While most researchers in this field may have access to one or two of these options for a study, McMaster’s LIVELab is decked out with a suite of these tools. Along with EEG caps for both performers and audience members, and motion trackers, LIVELab can also monitor heart rate, breathing, and skin conductance. It has an active acoustic system that can recreate the soundscape of virtually any environment on earth, from Carnegie Hall to a crowded coffee shop. There’s an acoustic mannequin that can measure exactly how a sound hits the human ear. Even the concert hall’s grand piano is high-tech: it can record every keystroke, including the velocity with which it’s played.

This collection of state-of-the-art technology in a custom-built space is what makes LIVELab unparalleled, and a veritable playground for researchers in the field of music and neurology and psychology.

“The level of innovation that’s there, but also just the consistently excellent science coming out of LIVELab, is really impressive,” Limb says. “I don’t think you’ll find another lab like it. It’s so unique.”

Yet the ambitious team behind LIVELab still have more they’d love to do. Trainor said currently on their wishlist are eyesight trackers, which would allow researchers to track the gaze of musicians and audience members throughout a performance, potentially unlocking further understanding about the wordless communication that takes place.

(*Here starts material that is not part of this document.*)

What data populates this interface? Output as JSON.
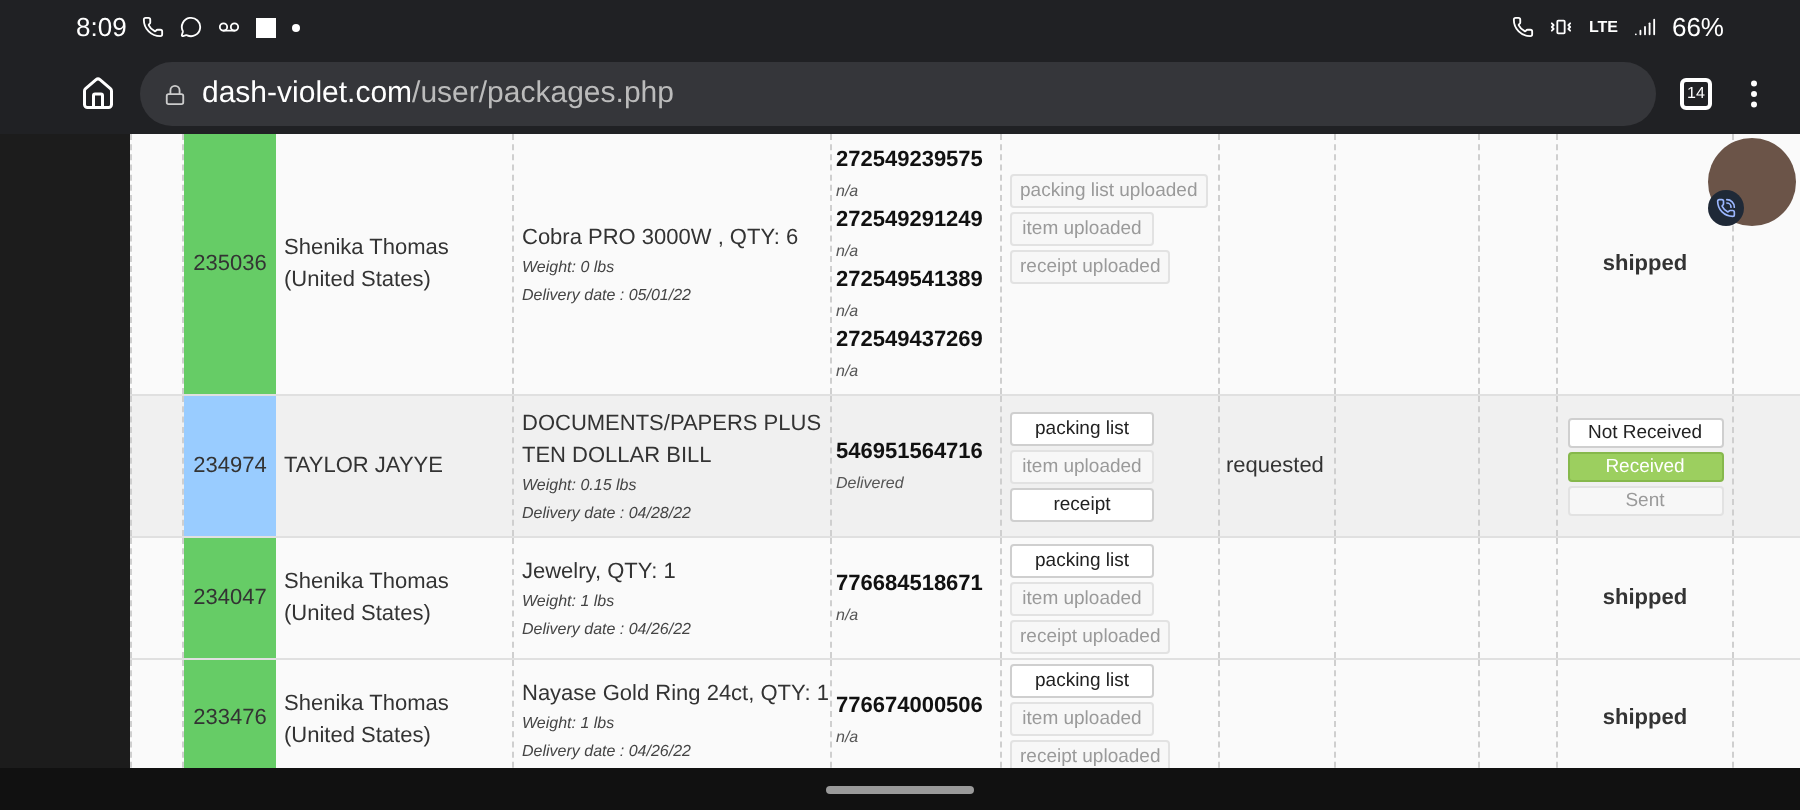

These high-tech tools open a new window into the connection of music and the mind, and with the advance of technology, the field has made great progress in the last two decades.

Though music’s relationship with the human brain has been a topic of research for more than a century, it hasn’t enjoyed the same level of focus as some other disciplines. But that’s starting to change. Part of it is thanks to technological progress, but it’s also due to a generation of scientist-musicians who are fascinated by the mysteries yet to be solved. Many of the top researchers in this field are also musicians — Trainor is a symphony flautist, Limb plays sax, piano and bass, and Sachs is a pianist and bassoonist — with their passion for the arts helping to drive their scientific focus.

As Fung says about the study of music and the mind, “I’m more of a bird than an ornithologist. Laurel is both.”

Along with the general benefit of a richer understanding of the human brain, this research also offers the potential for specific advancements in medicine. Researchers in this field have been able to refine music-based treatments for Alzheimer’s and mood disorders, and study hearing loss. The potential good from this research is only limited by imagination. Music is nearly as ancient as humanity itself. Now, technology has created a bridge between our innate connection to music, what that connection means, and how it can be harnessed to heal and entertain.